A video displaying looting and violence at a shopping center in south-west Nigeria’s Osun state over the weekend grew to become the topic of accusations and counter-accusations about hyperlinks to the anti-police brutality protests.

The brief video was posted by a Twitter account belonging to the All Progressives Congress UK – a bunch allied to Nigeria’s ruling celebration – alleging that protesters linked to the anti-Sars motion had been looting.

But some on-line customers supporting the anti-Sars protests had been fast to dismiss the video.

They mentioned it was not associated to Sars protests, however from the retaliatory assaults final yr towards South African-associated companies after Nigerians had been focused in South Africa.

Others claimed the video was staged.

From the video, some outlets within the location will be clearly recognized and we discovered they match pictures posted on the Osun Mall web site.

The BBC spoke to one of many store homeowners and somebody who witnessed the assault, who confirmed it occurred.

Also, this mall solely opened in December final yr, some months after the xenophobic assaults – which guidelines out the video being from then.

We have contacted the state police to attempt to discover out who was concerned within the incident, however have but to obtain a response.

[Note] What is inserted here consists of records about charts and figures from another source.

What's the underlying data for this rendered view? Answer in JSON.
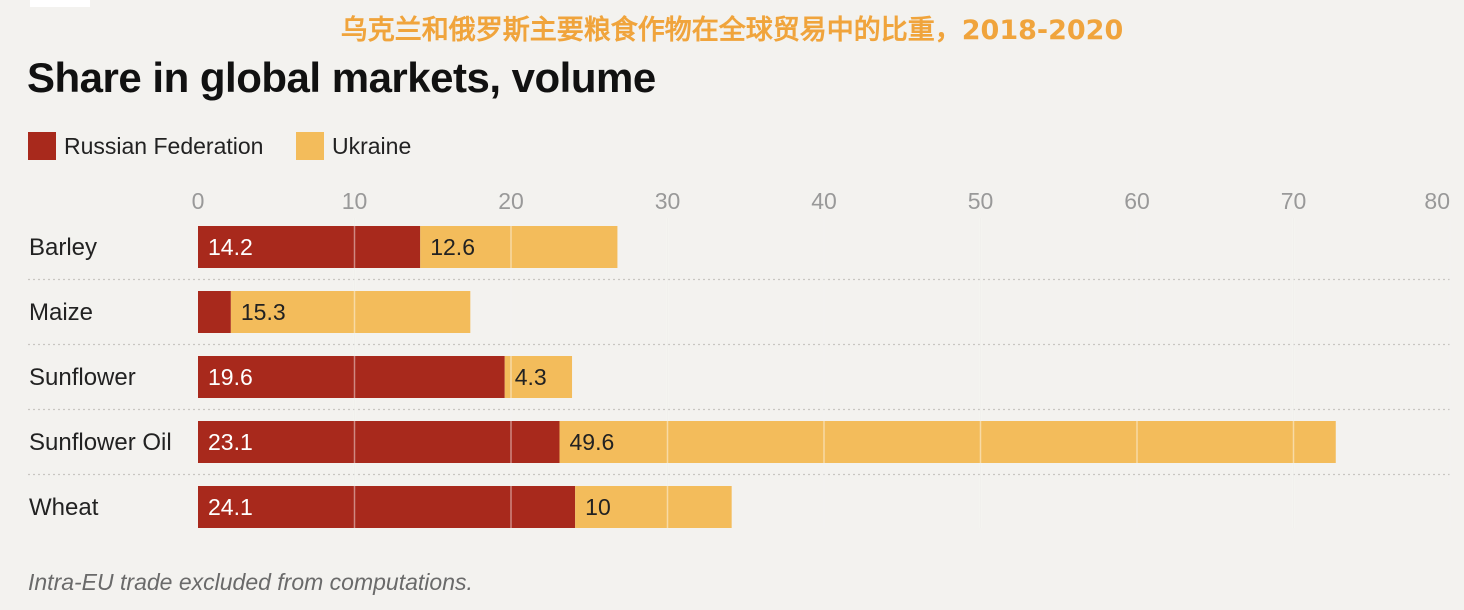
{
  "header": {
    "top_title": "乌克兰和俄罗斯主要粮食作物在全球贸易中的比重，2018-2020",
    "main_title": "Share in global markets, volume"
  },
  "footnote": "Intra-EU trade excluded from computations.",
  "colors": {
    "russia": "#a8291c",
    "ukraine": "#f3bc5b"
  },
  "chart_data": {
    "type": "bar",
    "orientation": "horizontal",
    "stacked": true,
    "title": "Share in global markets, volume",
    "categories": [
      "Barley",
      "Maize",
      "Sunflower",
      "Sunflower Oil",
      "Wheat"
    ],
    "series": [
      {
        "name": "Russian Federation",
        "values": [
          14.2,
          2.1,
          19.6,
          23.1,
          24.1
        ],
        "labels": [
          "14.2",
          "",
          "19.6",
          "23.1",
          "24.1"
        ]
      },
      {
        "name": "Ukraine",
        "values": [
          12.6,
          15.3,
          4.3,
          49.6,
          10
        ],
        "labels": [
          "12.6",
          "15.3",
          "4.3",
          "49.6",
          "10"
        ]
      }
    ],
    "xlim": [
      0,
      80
    ],
    "xticks": [
      "0",
      "10",
      "20",
      "30",
      "40",
      "50",
      "60",
      "70",
      "80"
    ],
    "tick_step": 10,
    "grid": true,
    "legend_position": "top-left"
  }
}
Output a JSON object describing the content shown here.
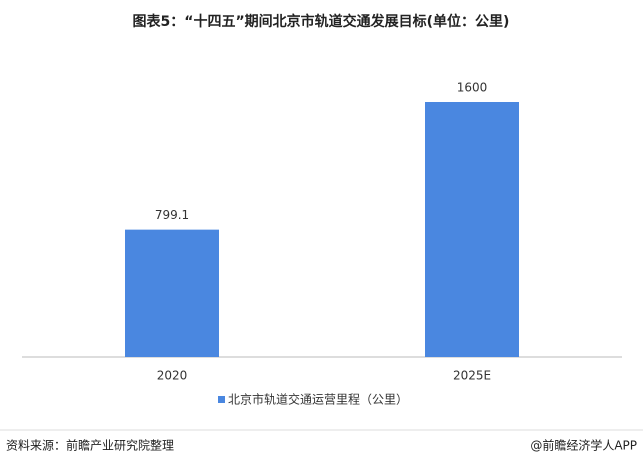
{
  "chart_data": {
    "type": "bar",
    "title": "图表5：“十四五”期间北京市轨道交通发展目标(单位：公里)",
    "categories": [
      "2020",
      "2025E"
    ],
    "series": [
      {
        "name": "北京市轨道交通运营里程（公里）",
        "color": "#4a87e0",
        "values": [
          799.1,
          1600
        ]
      }
    ],
    "source": "资料来源：前瞻产业研究院整理",
    "credit": "@前瞻经济学人APP",
    "legend": "bottom"
  }
}
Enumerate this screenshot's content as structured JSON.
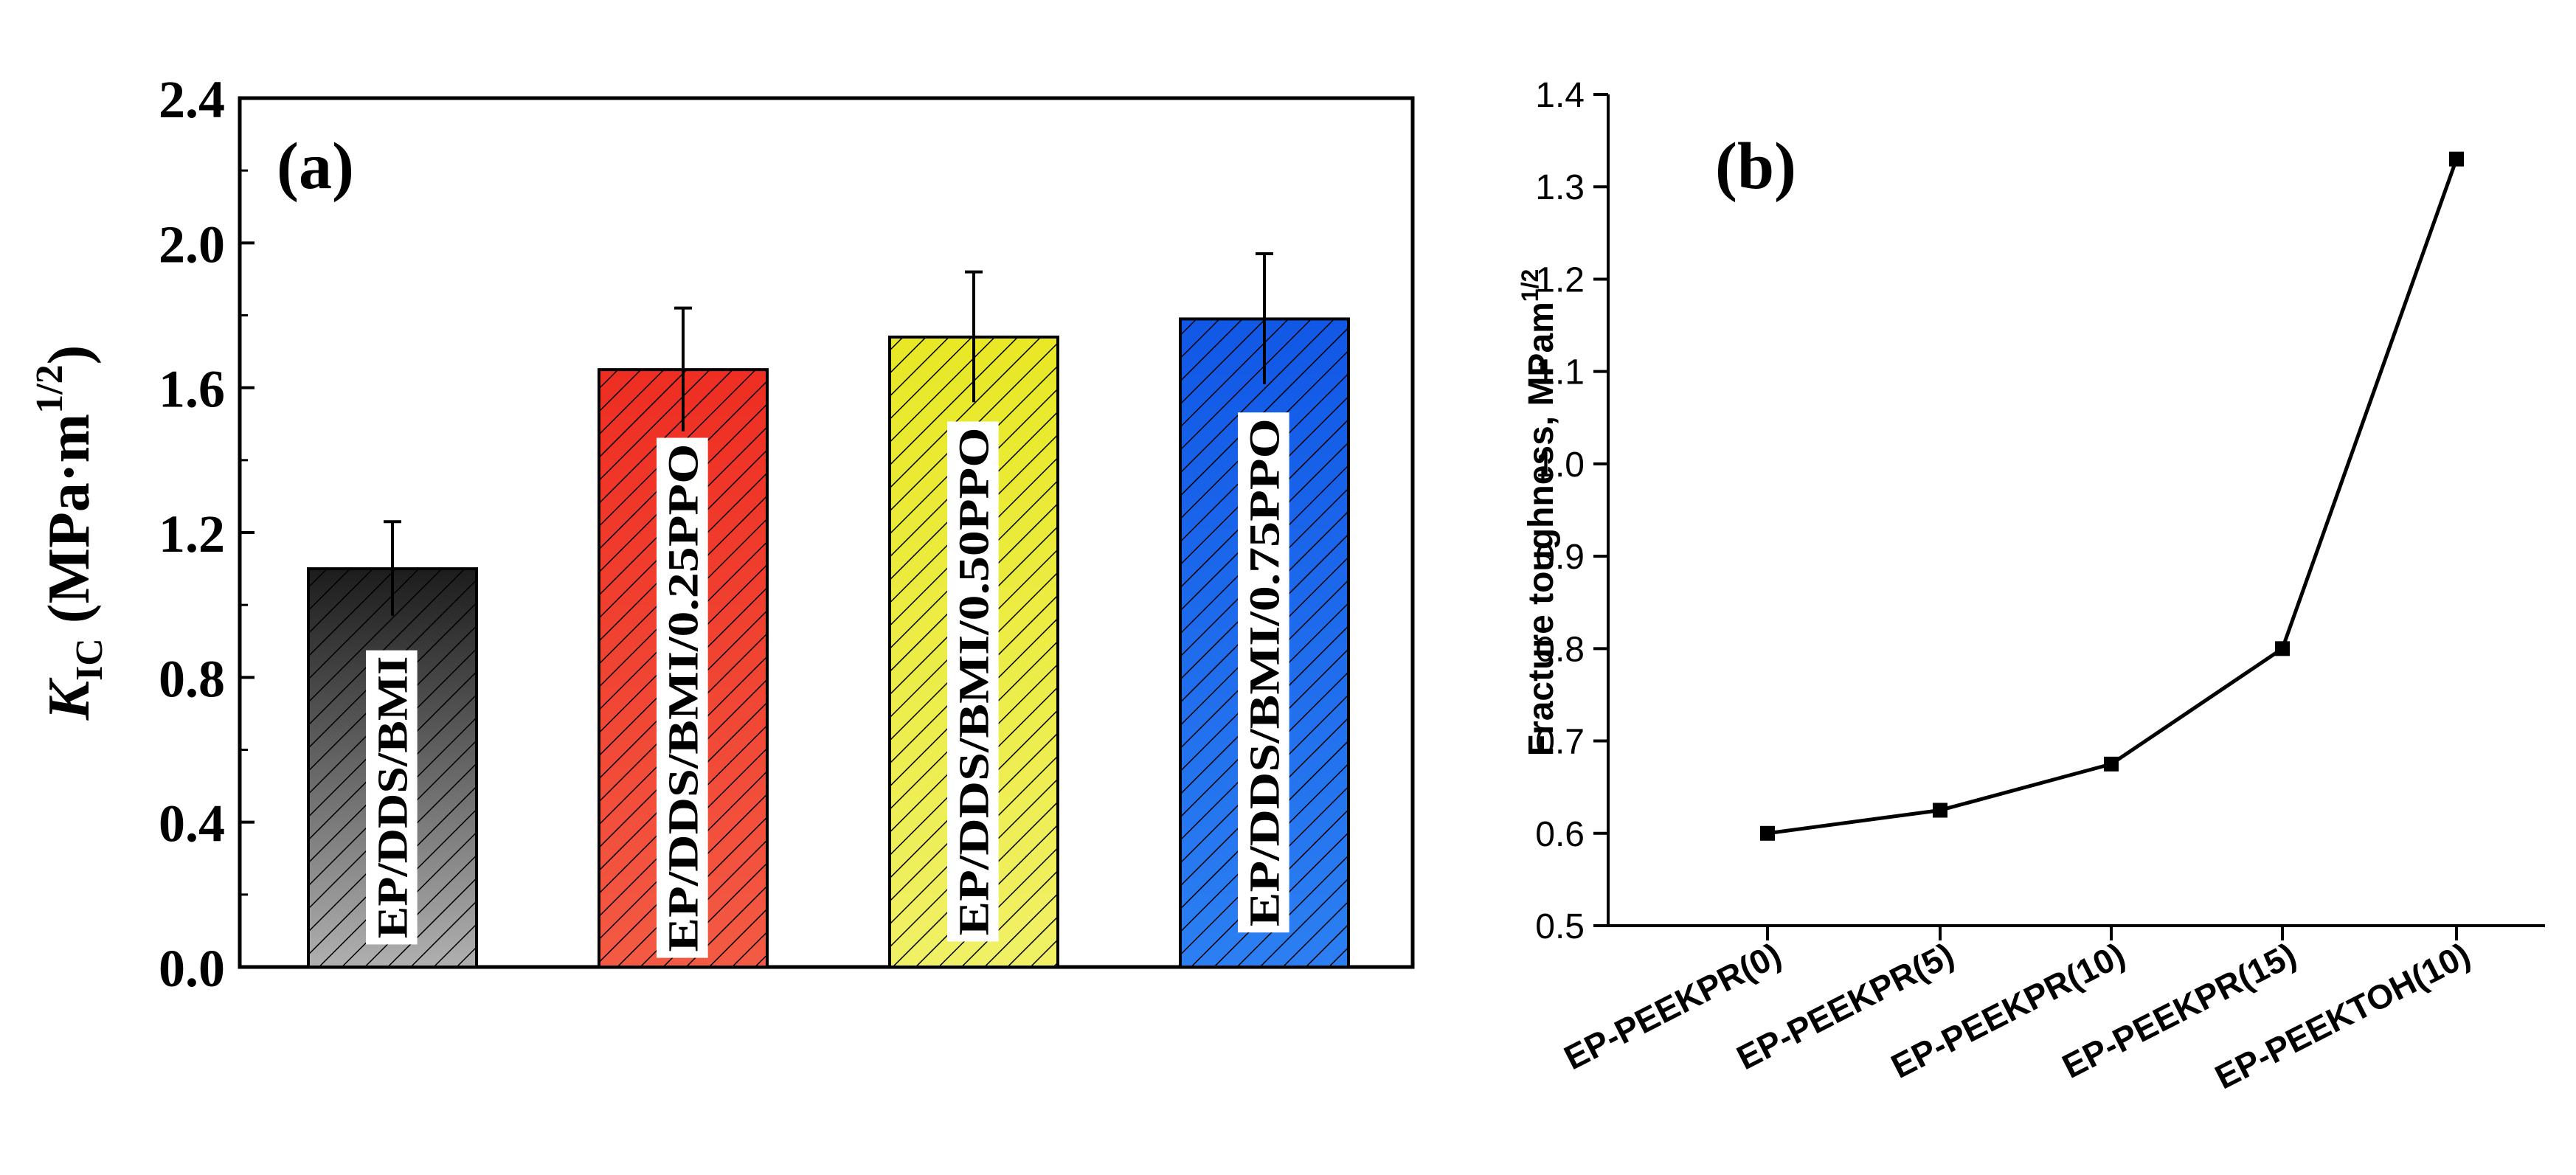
{
  "chart_data": [
    {
      "type": "bar",
      "panel_label": "(a)",
      "ylabel": {
        "symbol": "K",
        "subscript": "IC",
        "units_open": " (MPa·m",
        "superscript": "1/2",
        "units_close": ")"
      },
      "ylim": [
        0,
        2.4
      ],
      "yticks": [
        "0.0",
        "0.4",
        "0.8",
        "1.2",
        "1.6",
        "2.0",
        "2.4"
      ],
      "categories": [
        "EP/DDS/BMI",
        "EP/DDS/BMI/0.25PPO",
        "EP/DDS/BMI/0.50PPO",
        "EP/DDS/BMI/0.75PPO"
      ],
      "values": [
        1.1,
        1.65,
        1.74,
        1.79
      ],
      "errors": [
        0.13,
        0.17,
        0.18,
        0.18
      ],
      "colors": [
        "#1c1c1c",
        "#ee2e22",
        "#e8e826",
        "#1158e6"
      ],
      "gradient_bottom": [
        "#b0b0b0",
        "#f35a44",
        "#f0f066",
        "#2c7ff2"
      ],
      "grid": false
    },
    {
      "type": "line",
      "panel_label": "(b)",
      "ylabel": "Fracture toughness, MPam",
      "ylabel_superscript": "1/2",
      "ylim": [
        0.5,
        1.4
      ],
      "yticks": [
        "0.5",
        "0.6",
        "0.7",
        "0.8",
        "0.9",
        "1.0",
        "1.1",
        "1.2",
        "1.3",
        "1.4"
      ],
      "categories": [
        "EP-PEEKPR(0)",
        "EP-PEEKPR(5)",
        "EP-PEEKPR(10)",
        "EP-PEEKPR(15)",
        "EP-PEEKTOH(10)"
      ],
      "values": [
        0.6,
        0.625,
        0.675,
        0.8,
        1.33
      ],
      "marker": "square",
      "grid": false
    }
  ]
}
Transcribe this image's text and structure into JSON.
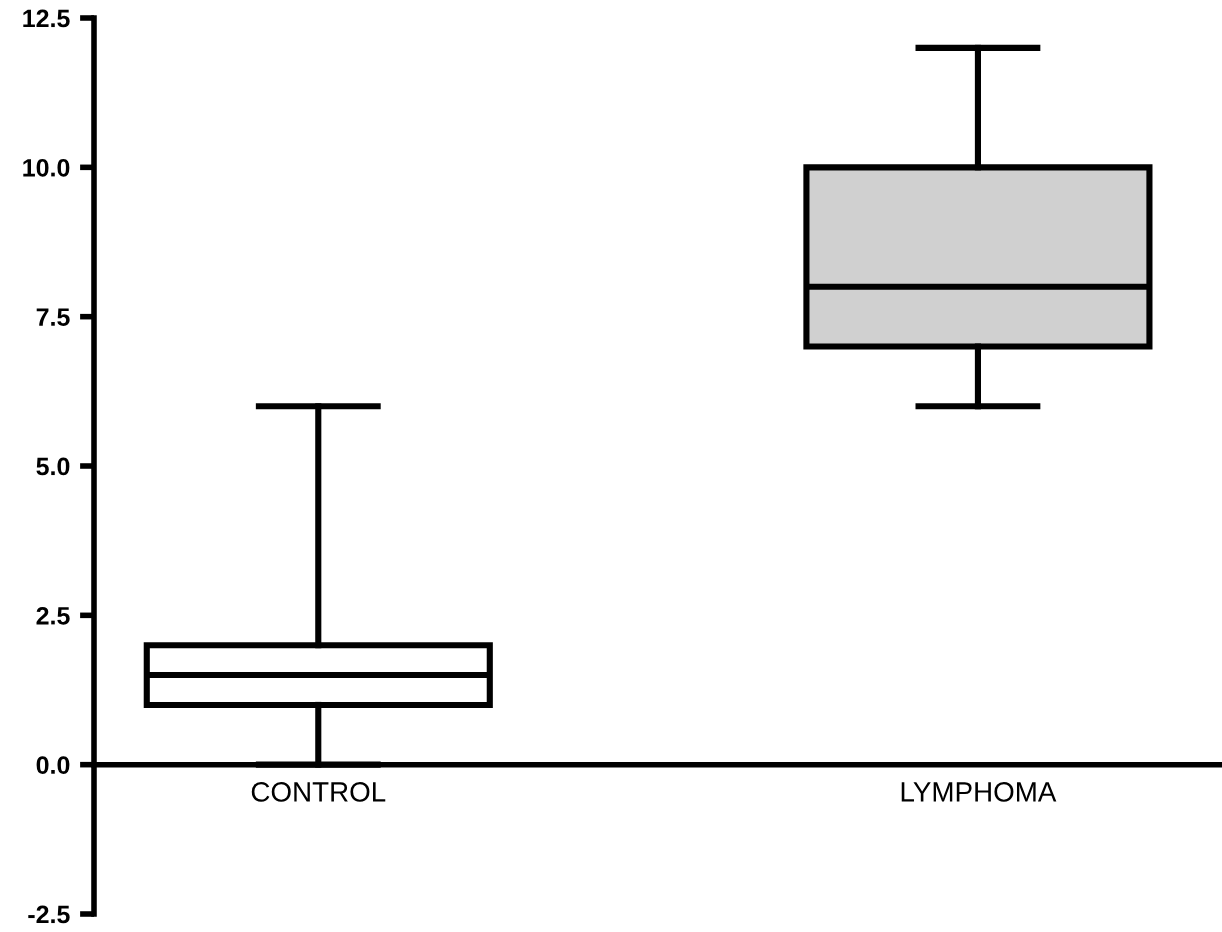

Nigerian Catholic bishops and an anti-Sars protest

A tweet which used an old photo of Nigerian Catholic bishops on a march

A tweet that has been re-tweeted hundreds of occasions falsely claimed that Catholic bishops had marched in assist of the protests.

The tweet included a photograph displaying bishops amongst a procession of individuals, most of them sporting black, with some carrying placards.

A reverse picture search exhibits it’s from March, when the Catholic Bishop’s Conference of Nigeria (CBCN) led a protest in Abuja towards killings and kidnappings within the nation.

The umbrella physique of Catholic Bishops in Nigeria has issued an announcement supporting the Sars protests, however they haven’t bodily joined in any protests.